La splendeur de cette mosquée s’explique, en partie, par la rivalité entre les califes Almohades et leurs lointains cousins de Damas, les Omeyades. D’ailleurs, avec ses 23 000 m², la mosquée devait être la plus grande du monde après la Mecque. L’édifice a vécu plusieurs phases de développement. Tout d’abord avec Abd al-Rahman Ier (756-788) puis avec Hisham II (976-1009) et, enfin, au XVe siècle, avec les chrétiens qui reprennent définitivement possession du lieu de culte.

Au commencement, la mosquée flanquée de son minaret comprenait onze nefs disposées perpendiculairement au patio des orangers. Mais, au fur et à mesure que s’étend et se conforte le pouvoir califal, la mosquée se développe vers le sud. Ainsi, d’Abd al-Rahman II à Al Hakam II, chacun des califes cordouans ajoute une pierre à l’édifice, augmentant ici le volume de la salle de prière, peaufinant ailleurs le mihrâb ou le mur qibla. De fait, les architectes musulmans ont apporté à l’édifice une indéniable profondeur qui s’étire de l’entrée à la qibla. Un espace qui traduit la distance symbolique entre l’éphémère et la permanence.
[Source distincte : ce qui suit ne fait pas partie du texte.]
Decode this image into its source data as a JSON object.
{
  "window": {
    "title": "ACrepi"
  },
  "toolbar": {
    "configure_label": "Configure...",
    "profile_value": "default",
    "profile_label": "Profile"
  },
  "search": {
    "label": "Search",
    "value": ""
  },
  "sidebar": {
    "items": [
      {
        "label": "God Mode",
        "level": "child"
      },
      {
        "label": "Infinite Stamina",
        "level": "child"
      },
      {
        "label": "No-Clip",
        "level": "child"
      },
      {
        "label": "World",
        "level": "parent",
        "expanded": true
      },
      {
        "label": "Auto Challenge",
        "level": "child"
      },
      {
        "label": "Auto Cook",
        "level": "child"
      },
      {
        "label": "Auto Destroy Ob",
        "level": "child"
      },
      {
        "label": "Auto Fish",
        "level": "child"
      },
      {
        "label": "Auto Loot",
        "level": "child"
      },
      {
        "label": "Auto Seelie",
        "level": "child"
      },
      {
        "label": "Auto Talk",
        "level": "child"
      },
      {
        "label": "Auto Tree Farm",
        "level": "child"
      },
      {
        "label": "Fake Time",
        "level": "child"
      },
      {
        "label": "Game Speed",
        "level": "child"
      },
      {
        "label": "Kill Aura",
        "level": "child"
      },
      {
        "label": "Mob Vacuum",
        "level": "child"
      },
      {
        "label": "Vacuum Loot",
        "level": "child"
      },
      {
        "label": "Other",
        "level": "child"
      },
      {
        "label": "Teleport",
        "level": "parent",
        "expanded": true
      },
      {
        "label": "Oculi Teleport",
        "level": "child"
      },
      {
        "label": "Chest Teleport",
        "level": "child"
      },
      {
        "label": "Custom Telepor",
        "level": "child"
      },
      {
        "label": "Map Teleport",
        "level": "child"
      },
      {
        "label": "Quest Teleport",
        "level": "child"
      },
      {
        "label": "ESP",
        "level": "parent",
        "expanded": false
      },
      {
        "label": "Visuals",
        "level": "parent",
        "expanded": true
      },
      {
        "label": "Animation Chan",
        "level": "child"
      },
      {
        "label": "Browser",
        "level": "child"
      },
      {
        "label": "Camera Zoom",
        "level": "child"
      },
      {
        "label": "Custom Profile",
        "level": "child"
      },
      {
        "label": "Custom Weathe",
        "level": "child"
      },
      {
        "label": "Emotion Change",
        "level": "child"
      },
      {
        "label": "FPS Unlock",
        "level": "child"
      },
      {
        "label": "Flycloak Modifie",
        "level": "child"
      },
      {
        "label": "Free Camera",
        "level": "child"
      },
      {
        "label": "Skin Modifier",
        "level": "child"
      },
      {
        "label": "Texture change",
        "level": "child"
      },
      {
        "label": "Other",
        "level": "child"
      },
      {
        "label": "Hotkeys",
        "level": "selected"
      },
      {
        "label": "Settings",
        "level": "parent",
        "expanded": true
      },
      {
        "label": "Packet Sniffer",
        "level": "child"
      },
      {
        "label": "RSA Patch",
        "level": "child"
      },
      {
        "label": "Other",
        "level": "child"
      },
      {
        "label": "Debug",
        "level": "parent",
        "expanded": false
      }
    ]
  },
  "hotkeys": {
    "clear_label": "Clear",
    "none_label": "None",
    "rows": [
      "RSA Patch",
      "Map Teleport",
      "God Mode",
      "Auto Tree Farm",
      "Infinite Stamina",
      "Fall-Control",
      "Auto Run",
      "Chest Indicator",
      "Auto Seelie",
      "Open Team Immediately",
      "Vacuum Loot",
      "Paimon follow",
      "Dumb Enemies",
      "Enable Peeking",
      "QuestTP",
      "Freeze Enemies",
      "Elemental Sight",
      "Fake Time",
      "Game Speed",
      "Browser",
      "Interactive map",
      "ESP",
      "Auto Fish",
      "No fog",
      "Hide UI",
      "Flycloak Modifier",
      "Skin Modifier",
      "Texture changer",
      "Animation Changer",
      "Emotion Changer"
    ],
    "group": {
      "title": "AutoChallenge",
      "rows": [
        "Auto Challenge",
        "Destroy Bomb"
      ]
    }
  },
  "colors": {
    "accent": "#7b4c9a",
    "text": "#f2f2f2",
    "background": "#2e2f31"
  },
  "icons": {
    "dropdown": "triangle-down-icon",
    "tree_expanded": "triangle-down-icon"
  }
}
En 1236, lorsque Ferdinand le Saint récupère le sanctuaire, les autorités chrétiennes le placent sous le patronnage de l’Assomption de la Vierge. Deux siècles plus tard, la mosquée subit un mini-saccage. Des chapelles sont rajoutées en même temps que les voûtes prennent la place des plafonds à caissons. Vers la fin du XVIe siècle, le minaret, quasi à l’abandon, est restauré par les chrétiens. Les travaux dureront jusqu’à la fin du XVIIe avec la mise en place de l’archange Raphaël sur la pointe du campanile. Point d’orgue et symbole du changement de confession. 

La salle de prière proprement dite est composée de 19 nefs et 36 travées délimitées par 850 colonnes en granit, jaspe et autres marbres précieux. Le génie des architectes s'exprime à travers les doubles arches superposées, qui permettent à l’édifice de prendre de la hauteur en gardant le même nombre de points d’appui. Le plus remarquable est sûrement le mur qibla, où l’on trouve la niche orientée vers la Mecque, le mihrâb. Les arcs de cette partie se succèdent avec une grâce incomparable. Malgré la profusion d’inscriptions coraniques et d'arabesques en forme de fleurs et de fruits, ce monument dans le monument ne donne pas une seule fois la sensation de surcharge. Selon les auteurs arabes, le mihrâb accueillait un Coran dont la couverture était enrichie de pierres précieuses. La simplicité ascétique de l’enceinte, la lumière adoucie par les claires-voies, les arcs polylobés sobrement découpés, la sérénité du patio ne font qu’ajouter à la beauté poignante des lieux. La visite peut se conclure par le patio des orangers, jadis planté d’orangers mais aussi de palmiers, de cyprès et d’oliviers.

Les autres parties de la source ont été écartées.